Wissenschaft: SPD-Fraktion besucht Standort der Hochschule Furtwangen im Neckartal

Statt wie gewohnt im neuen Rathaus haben sich die Rottweiler SPD-Gemeinderäte zur Fraktionssitzung in der "University" getroffen: im Studienzentrum der Hochschule Furtwangen University (HFU) im Neckartal 141.

Rottweil. Volker Bucher, Rottweiler Urgestein und seit 2011 Professor für Physik und Spezialist für Oberflächentechnologien in der Medizintechnik, hatte die Fraktion laut Mitteilung eingeladen. Er forscht und lehrt über Beschichtungen von Medizinprodukten und betreut als Studiendekan den Masterstudiengang Mikromedizin.

Bucher und seine akademischen Mitarbeiter arbeiten seit März in den Gebäuden der ehemaligen L. P. Bader, später Münzing Chemie.

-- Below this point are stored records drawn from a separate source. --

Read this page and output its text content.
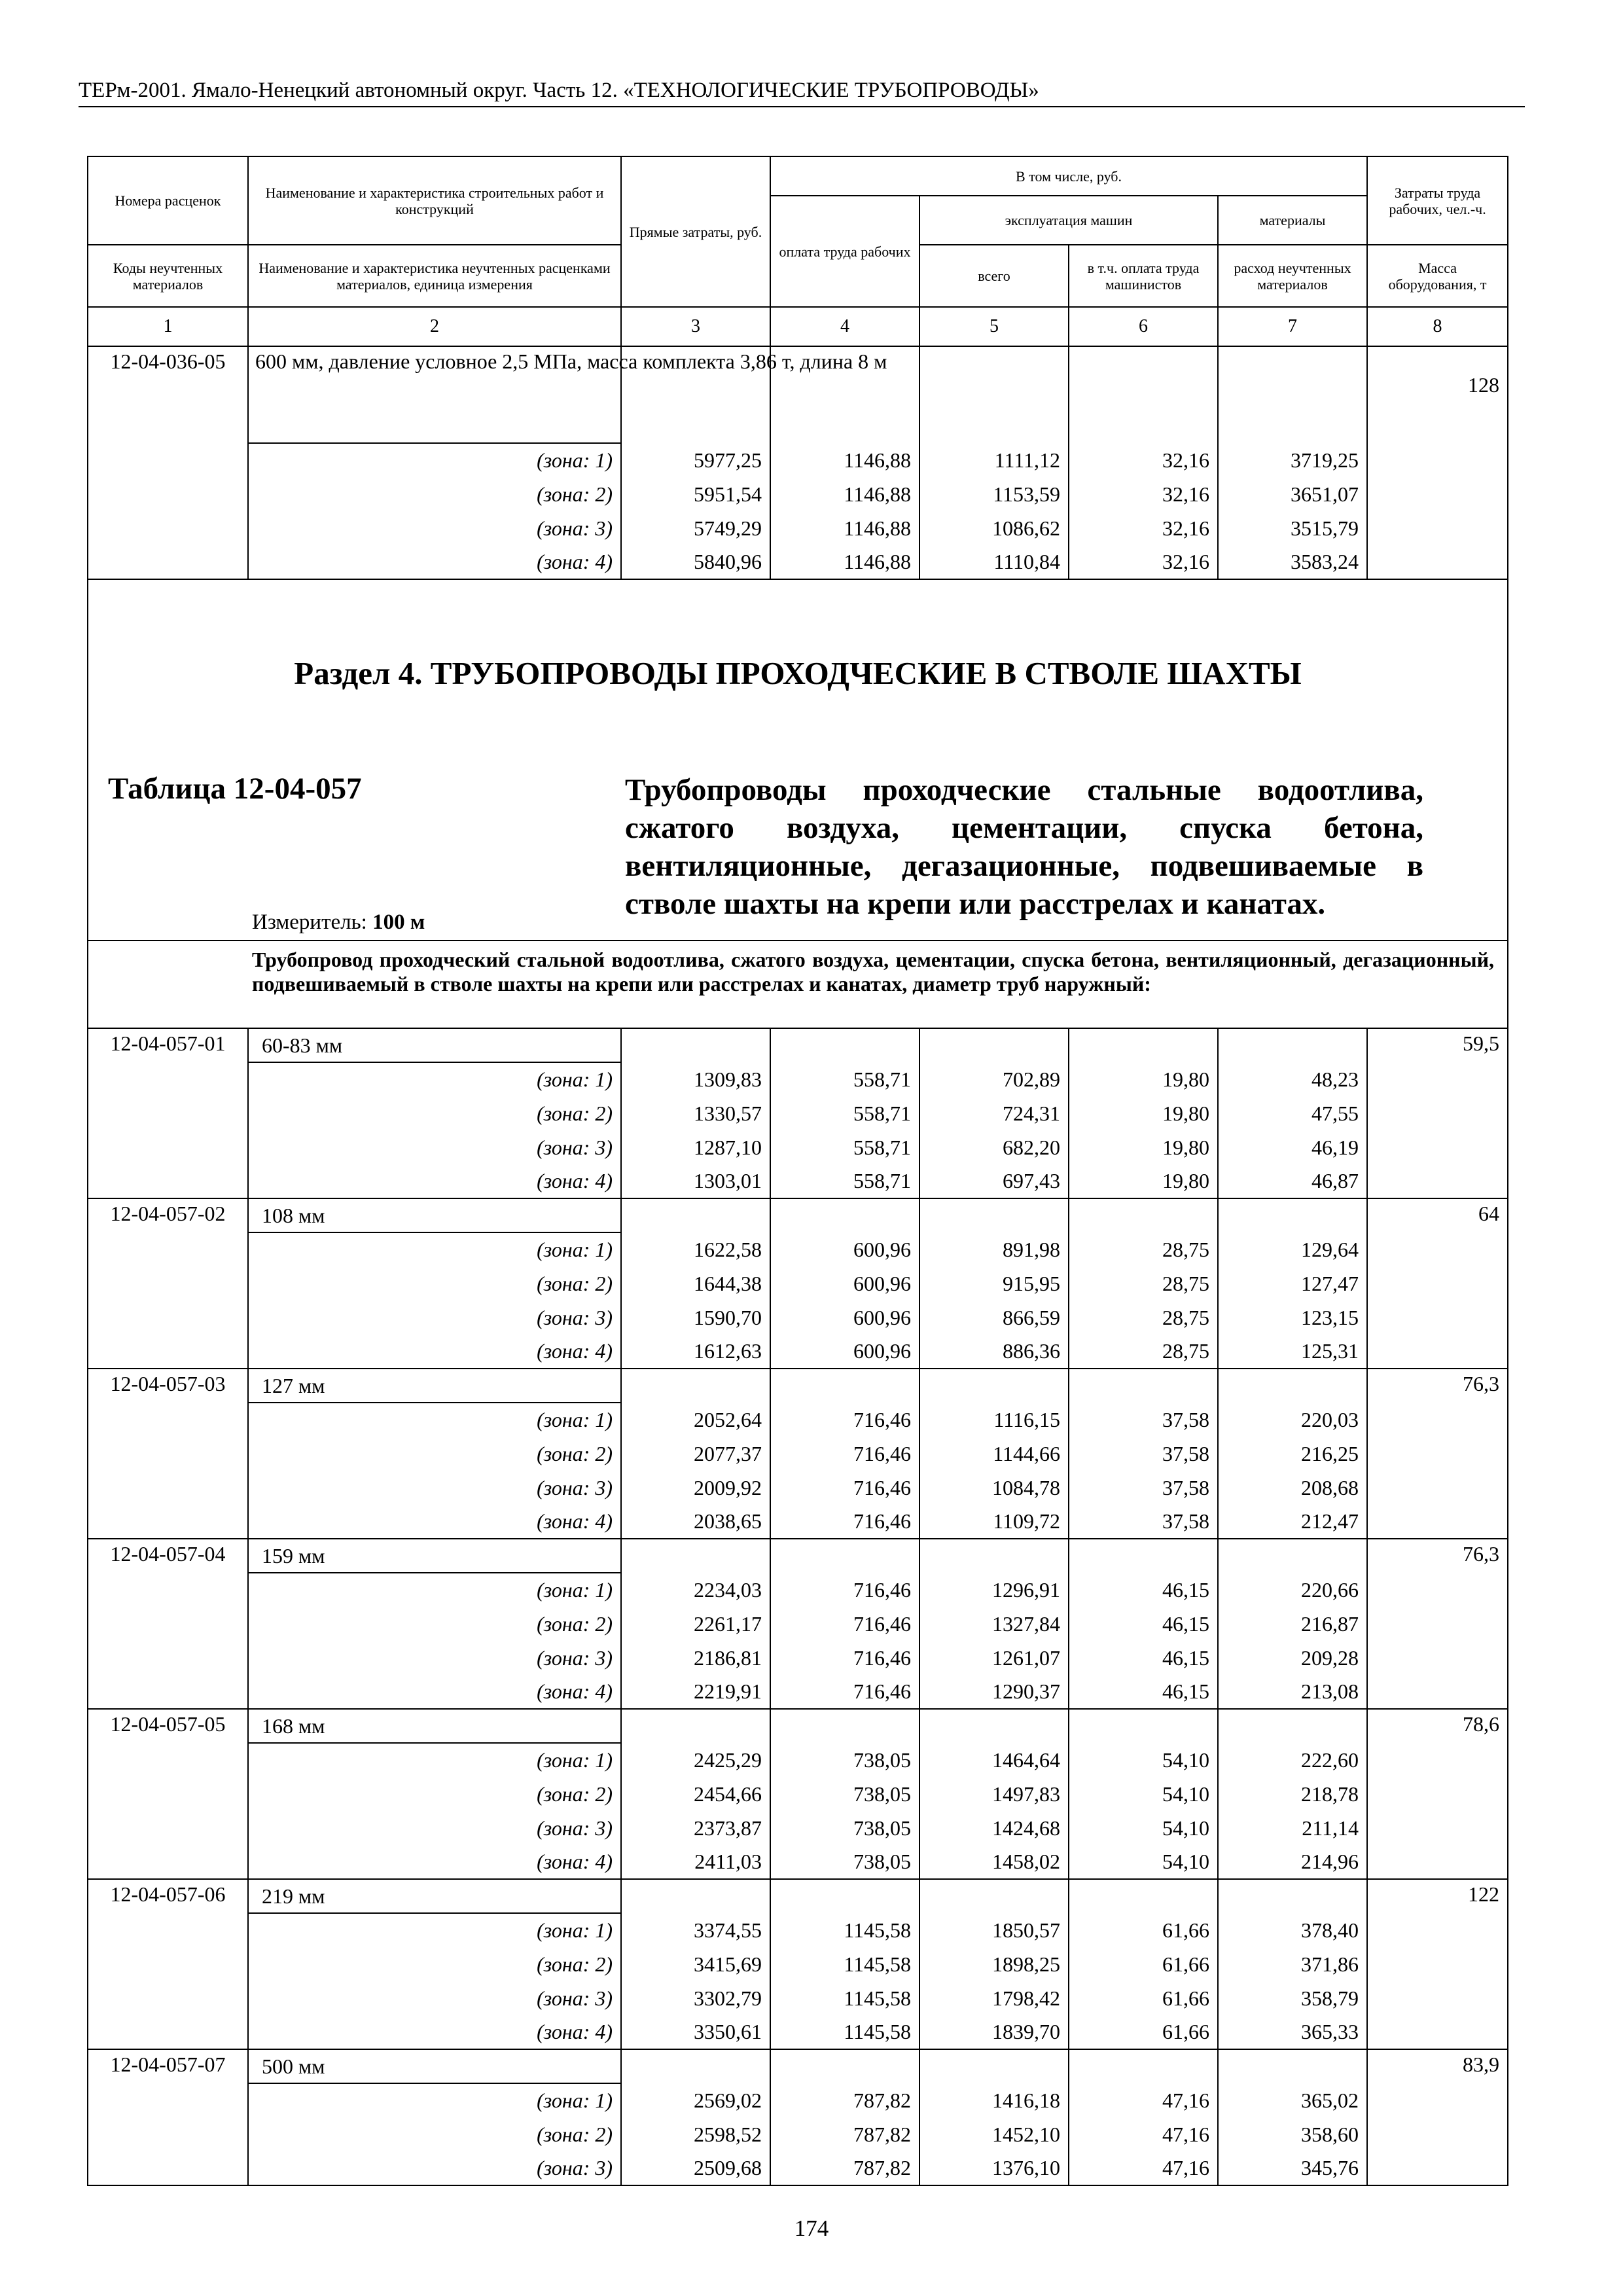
ТЕРм-2001. Ямало-Ненецкий автономный округ. Часть 12. «ТЕХНОЛОГИЧЕСКИЕ ТРУБОПРОВОДЫ»
Номера расценок	Наименование и характеристика строительных работ и конструкций	Прямые затраты, руб.	В том числе, руб.				Затраты труда рабочих, чел.-ч.
			оплата труда рабочих	эксплуатация машин		материалы	
Коды неучтенных материалов	Наименование и характеристика неучтенных расценками материалов, единица измерения			всего	в т.ч. оплата труда машинистов	расход неучтенных материалов	Масса оборудования, т
1	2	3	4	5	6	7	8
12-04-036-05	600 мм, давление условное 2,5 МПа, масса комплекта 3,86 т, длина 8 м						128
	(зона: 1)	5977,25	1146,88	1111,12	32,16	3719,25	
	(зона: 2)	5951,54	1146,88	1153,59	32,16	3651,07	
	(зона: 3)	5749,29	1146,88	1086,62	32,16	3515,79	
	(зона: 4)	5840,96	1146,88	1110,84	32,16	3583,24	

Раздел 4. ТРУБОПРОВОДЫ ПРОХОДЧЕСКИЕ В СТВОЛЕ ШАХТЫ
Таблица 12-04-057 Трубопроводы проходческие стальные водоотлива, сжатого воздуха, цементации, спуска бетона, вентиляционные, дегазационные, подвешиваемые в стволе шахты на крепи или расстрелах и канатах.
Измеритель: 100 м							

Трубопровод проходческий стальной водоотлива, сжатого воздуха, цементации, спуска бетона, вентиляционный, дегазационный, подвешиваемый в стволе шахты на крепи или расстрелах и канатах, диаметр труб наружный:							
12-04-057-01	60-83 мм						59,5
	(зона: 1)	1309,83	558,71	702,89	19,80	48,23	
	(зона: 2)	1330,57	558,71	724,31	19,80	47,55	
	(зона: 3)	1287,10	558,71	682,20	19,80	46,19	
	(зона: 4)	1303,01	558,71	697,43	19,80	46,87	
12-04-057-02	108 мм						64
	(зона: 1)	1622,58	600,96	891,98	28,75	129,64	
	(зона: 2)	1644,38	600,96	915,95	28,75	127,47	
	(зона: 3)	1590,70	600,96	866,59	28,75	123,15	
	(зона: 4)	1612,63	600,96	886,36	28,75	125,31	
12-04-057-03	127 мм						76,3
	(зона: 1)	2052,64	716,46	1116,15	37,58	220,03	
	(зона: 2)	2077,37	716,46	1144,66	37,58	216,25	
	(зона: 3)	2009,92	716,46	1084,78	37,58	208,68	
	(зона: 4)	2038,65	716,46	1109,72	37,58	212,47	
12-04-057-04	159 мм						76,3
	(зона: 1)	2234,03	716,46	1296,91	46,15	220,66	
	(зона: 2)	2261,17	716,46	1327,84	46,15	216,87	
	(зона: 3)	2186,81	716,46	1261,07	46,15	209,28	
	(зона: 4)	2219,91	716,46	1290,37	46,15	213,08	
12-04-057-05	168 мм						78,6
	(зона: 1)	2425,29	738,05	1464,64	54,10	222,60	
	(зона: 2)	2454,66	738,05	1497,83	54,10	218,78	
	(зона: 3)	2373,87	738,05	1424,68	54,10	211,14	
	(зона: 4)	2411,03	738,05	1458,02	54,10	214,96	
12-04-057-06	219 мм						122
	(зона: 1)	3374,55	1145,58	1850,57	61,66	378,40	
	(зона: 2)	3415,69	1145,58	1898,25	61,66	371,86	
	(зона: 3)	3302,79	1145,58	1798,42	61,66	358,79	
	(зона: 4)	3350,61	1145,58	1839,70	61,66	365,33	
12-04-057-07	500 мм						83,9
	(зона: 1)	2569,02	787,82	1416,18	47,16	365,02	
	(зона: 2)	2598,52	787,82	1452,10	47,16	358,60	
	(зона: 3)	2509,68	787,82	1376,10	47,16	345,76	
174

Weil für die damals gefertigten Holzwachse Teststrecken gebraucht wurden, schritten die Räte Arved Sassnick, Ralf-Thomas Armleder und Jürgen Mehl über edle Parkettböden in die neu bezogenen Räume.

Hier hatte das Forschungsteam demnach ideale Bedingungen vorgefunden: Leitungen, Druckluft, Labortische und -schränke waren bereits vorhanden, selbst die Büromöbel standen bereit. Neu dazugekommen sind Geräte, um Beschichtungen und Oberflächen unter definierten Bedingungen abzuscheiden und zu testen: Plasma-Beschichtungsanlagen, Klimawechselschränke (von minus 70 bis plus 180 Grad), Salzsprühnebeltest, Lackierkammern, Autoklaven, Verschleiß- und Kratztester.

Hocherfreut sei Bucher über die aktuelle Erweiterung des Studienzentrums. Eine angrenzende große Halle wird vom Vermieter derzeit isoliert, Dach und Fenster werden in Abstimmung mit dem Landesdenkmalamt saniert, einen Strömungsteststand für Laborpraktika spendete ein Hersteller aus der Region.

In der Halle sind weitere Studien zur digitalen Kommunikation zwischen Mensch, Maschine und Produkt (Industrie 4.0) vorgesehen, zwei Industrieroboter werden Studenten und, bei der geplanten engen Kooperation mit den hiesigen Bildungsstätten, auch Schülern der Rottweiler Gymnasien zur Verfügung stehen.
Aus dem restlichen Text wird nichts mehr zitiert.